Last week, when we needed to get from Podunk to the Boonies, we had to thank our lucky stars that farmer John was around. You wouldn’t think a farm that is eight miles from the nearest little town would be a regular stopping point for directions, but it is and thankfully John is good at guiding folks who have lost their way.

“In fact,” John told us, “some guy stopped by last month to get directions to Chicago.”

John directed him back to the nearest highway, told him to go 700 miles west and then stop and ask somebody.

Yes sir, John is darn near better than a GPS, especially when there is no cell service.

When we asked John how to get to the old O’Conto place, his directions were quite unique.

“What you’re going to want to do,” he started out, “is turn left here, go north to the first road and then head east for a spell.”

When we asked him what a spell was, he just smiled and continued.

“You’ll come upon a stop sign right where there used to be a river.”

“Is there any indication that said river was ever there?” I inquired.

We got that beautiful smile again, complete with a twinkle in the eye, but he didn’t answer and simply continued.

“From there you’re going to go up a big hill and this is important because this is the only spot where your cell phone is going to work in case you want to call in the National Guard.”

“Are you messing with us, John?”

No answer, just the smile and the twinkle in the eye.

“You’re going to turn left at the main road and you’ll know it when you see the skinny house.”

“Does the house belong to skinny people,” I asked, “or is the house itself skinny?”

This time he chuckled a bit before he gave us the smile and the twinkle and pressed on.
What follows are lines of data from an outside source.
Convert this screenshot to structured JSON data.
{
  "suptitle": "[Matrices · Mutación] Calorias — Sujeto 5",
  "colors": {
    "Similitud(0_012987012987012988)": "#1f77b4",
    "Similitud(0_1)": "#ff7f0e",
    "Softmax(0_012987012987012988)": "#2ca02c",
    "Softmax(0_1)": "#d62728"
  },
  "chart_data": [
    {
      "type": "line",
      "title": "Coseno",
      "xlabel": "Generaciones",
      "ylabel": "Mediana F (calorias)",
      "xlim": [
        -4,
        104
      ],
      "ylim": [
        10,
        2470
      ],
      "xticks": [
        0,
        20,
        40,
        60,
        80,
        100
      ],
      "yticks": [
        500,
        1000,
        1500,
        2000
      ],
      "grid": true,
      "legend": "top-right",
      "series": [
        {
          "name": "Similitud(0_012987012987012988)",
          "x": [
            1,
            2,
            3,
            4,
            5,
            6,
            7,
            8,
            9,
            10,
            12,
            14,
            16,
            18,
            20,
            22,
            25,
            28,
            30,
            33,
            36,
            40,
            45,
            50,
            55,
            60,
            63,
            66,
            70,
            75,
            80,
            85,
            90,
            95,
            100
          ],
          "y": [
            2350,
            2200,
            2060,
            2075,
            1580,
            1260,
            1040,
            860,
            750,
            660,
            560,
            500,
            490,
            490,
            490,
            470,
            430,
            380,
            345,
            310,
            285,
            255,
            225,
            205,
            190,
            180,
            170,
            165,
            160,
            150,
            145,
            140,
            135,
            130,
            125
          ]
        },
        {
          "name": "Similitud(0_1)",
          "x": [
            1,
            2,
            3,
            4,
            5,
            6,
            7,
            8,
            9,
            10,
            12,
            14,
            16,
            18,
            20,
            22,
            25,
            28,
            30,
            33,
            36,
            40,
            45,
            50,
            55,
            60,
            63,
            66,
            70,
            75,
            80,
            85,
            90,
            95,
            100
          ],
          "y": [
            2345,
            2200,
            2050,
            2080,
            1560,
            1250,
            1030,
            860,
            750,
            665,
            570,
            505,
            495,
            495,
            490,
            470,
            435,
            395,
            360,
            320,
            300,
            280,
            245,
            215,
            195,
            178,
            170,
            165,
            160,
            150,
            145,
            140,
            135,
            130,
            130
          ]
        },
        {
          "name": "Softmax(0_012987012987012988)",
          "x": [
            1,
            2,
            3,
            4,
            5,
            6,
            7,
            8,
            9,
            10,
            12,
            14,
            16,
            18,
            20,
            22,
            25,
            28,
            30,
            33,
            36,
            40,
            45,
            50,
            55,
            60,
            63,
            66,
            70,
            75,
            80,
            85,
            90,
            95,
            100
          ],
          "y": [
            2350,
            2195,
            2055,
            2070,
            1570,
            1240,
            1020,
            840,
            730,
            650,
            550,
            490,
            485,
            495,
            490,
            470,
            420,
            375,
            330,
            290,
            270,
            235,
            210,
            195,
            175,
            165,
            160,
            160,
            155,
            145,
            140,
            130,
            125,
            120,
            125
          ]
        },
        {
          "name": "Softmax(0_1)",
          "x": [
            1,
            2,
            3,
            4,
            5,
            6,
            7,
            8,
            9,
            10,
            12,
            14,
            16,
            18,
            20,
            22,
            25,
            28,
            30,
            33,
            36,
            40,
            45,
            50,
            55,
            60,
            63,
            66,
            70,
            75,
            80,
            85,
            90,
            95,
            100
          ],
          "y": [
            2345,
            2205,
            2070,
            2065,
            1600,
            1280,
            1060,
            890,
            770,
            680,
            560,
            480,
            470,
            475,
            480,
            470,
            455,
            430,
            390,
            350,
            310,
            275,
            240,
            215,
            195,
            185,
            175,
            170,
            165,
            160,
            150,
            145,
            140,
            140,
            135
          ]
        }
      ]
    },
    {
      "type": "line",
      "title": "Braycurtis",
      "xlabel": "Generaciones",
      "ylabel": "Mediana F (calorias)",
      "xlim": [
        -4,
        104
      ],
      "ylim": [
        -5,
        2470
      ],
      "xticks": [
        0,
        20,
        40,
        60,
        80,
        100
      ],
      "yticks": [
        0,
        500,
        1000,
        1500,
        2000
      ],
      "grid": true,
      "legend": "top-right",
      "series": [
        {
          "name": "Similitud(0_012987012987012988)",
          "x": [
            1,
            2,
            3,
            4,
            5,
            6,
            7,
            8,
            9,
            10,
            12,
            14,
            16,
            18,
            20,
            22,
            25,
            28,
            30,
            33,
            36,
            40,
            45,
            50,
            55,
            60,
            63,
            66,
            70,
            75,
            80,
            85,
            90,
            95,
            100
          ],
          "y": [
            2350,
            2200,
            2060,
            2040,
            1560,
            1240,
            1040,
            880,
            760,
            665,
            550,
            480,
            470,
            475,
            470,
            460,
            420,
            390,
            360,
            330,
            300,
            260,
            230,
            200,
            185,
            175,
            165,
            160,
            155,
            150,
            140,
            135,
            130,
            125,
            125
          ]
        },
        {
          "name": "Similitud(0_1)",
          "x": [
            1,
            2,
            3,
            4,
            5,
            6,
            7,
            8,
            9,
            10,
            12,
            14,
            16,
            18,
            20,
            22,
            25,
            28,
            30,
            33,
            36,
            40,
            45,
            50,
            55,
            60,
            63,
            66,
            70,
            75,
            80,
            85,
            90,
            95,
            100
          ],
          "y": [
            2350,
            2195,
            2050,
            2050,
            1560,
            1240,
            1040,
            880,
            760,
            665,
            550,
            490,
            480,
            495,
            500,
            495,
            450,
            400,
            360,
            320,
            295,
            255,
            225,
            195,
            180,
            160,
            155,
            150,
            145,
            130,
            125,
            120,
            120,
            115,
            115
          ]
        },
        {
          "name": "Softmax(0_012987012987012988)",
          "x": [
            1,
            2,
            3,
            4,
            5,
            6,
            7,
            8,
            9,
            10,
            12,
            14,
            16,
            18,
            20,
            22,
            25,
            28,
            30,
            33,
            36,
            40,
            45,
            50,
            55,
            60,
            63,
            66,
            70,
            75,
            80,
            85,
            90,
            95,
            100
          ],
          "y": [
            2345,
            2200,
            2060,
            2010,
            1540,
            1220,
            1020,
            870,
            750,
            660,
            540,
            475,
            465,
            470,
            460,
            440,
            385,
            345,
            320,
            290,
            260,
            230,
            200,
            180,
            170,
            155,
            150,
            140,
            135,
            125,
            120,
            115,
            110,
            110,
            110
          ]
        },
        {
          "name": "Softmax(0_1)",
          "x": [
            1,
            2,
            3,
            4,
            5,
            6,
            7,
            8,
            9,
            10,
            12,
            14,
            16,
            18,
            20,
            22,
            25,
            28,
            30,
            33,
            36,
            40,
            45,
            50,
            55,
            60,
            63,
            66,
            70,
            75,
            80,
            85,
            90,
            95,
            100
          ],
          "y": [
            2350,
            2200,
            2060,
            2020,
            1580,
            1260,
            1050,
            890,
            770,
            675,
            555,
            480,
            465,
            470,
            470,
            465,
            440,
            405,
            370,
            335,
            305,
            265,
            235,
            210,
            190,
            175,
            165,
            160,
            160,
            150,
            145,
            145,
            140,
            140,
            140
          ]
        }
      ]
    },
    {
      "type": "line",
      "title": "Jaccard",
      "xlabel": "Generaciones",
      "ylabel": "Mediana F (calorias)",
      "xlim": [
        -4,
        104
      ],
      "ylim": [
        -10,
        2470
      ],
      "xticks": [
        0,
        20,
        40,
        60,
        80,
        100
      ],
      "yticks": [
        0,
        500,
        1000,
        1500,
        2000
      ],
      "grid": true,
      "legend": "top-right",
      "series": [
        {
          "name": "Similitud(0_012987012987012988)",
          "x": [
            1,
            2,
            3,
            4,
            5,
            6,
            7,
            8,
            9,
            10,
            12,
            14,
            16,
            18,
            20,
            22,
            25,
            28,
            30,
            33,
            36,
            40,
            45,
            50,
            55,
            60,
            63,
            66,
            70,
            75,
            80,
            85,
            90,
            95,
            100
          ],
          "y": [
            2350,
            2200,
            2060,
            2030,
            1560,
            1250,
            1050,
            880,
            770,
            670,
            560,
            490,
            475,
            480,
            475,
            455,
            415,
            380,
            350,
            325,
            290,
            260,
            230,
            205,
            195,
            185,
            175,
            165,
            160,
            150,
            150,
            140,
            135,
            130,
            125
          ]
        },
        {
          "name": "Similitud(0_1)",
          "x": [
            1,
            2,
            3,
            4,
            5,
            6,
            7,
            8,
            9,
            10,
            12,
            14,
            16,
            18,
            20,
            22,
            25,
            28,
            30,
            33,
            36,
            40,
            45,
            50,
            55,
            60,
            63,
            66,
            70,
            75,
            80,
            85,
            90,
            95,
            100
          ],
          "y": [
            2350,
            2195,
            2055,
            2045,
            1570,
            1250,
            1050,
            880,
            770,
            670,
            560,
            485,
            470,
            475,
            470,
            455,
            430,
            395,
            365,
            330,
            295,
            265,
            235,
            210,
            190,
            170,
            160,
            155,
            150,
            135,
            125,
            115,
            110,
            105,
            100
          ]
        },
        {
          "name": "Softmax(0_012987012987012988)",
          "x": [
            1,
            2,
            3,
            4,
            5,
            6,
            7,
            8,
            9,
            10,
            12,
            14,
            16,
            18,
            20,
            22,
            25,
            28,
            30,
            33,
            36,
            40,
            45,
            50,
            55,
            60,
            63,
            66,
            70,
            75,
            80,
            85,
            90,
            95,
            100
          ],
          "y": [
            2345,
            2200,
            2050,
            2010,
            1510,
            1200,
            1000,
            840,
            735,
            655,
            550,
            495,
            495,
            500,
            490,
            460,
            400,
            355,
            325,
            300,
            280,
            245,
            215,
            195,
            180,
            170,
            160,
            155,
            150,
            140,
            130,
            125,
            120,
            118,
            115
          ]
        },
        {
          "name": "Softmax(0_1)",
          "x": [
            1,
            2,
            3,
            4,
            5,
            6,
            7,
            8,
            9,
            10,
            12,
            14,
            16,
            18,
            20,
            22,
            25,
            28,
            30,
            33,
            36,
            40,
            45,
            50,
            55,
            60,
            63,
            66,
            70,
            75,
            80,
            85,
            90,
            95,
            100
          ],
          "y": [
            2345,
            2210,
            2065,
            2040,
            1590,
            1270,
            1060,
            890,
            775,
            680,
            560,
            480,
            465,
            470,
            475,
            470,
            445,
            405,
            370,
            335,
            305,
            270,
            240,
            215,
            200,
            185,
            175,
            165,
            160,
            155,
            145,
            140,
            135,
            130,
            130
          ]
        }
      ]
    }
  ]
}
“You’ll go north for a bit and if you come across the Blatz place, you’ll know you’ve gone to far.”

“Is there a sign indicating the place belongs to the Blatzes?”

“No, but if you call out ‘Blatz,’ they’ll answer.”

You should know that although I tend to elaborate from time to time, I am making none of this up. In fact, I am going directly off the notes I was taking at the time.

John then went on to tell us, “You should know where to turn because you’ll be near the Elmer Church, that’s not there anymore.”

I thought about asking if there was a sign that said, “This is where the Elmer Church used to be,” but decided it might have gone the same way the river had.

“Go a small stretch further and that’s the O’Conto place.”

He then took a look at my husband and I and said with concern, that I wasn’t sure was genuine, “Call me when you get there because I’ll be worried sick about you two.” Then, being all neighborly and such, he asked, “Now, do you want to know how to get to anywhere else?”

“How about Canada?” I asked.

“Oh,” John said, “that’s easy. You just want to go 400 miles north of the skinny house and then stop and ask somebody.”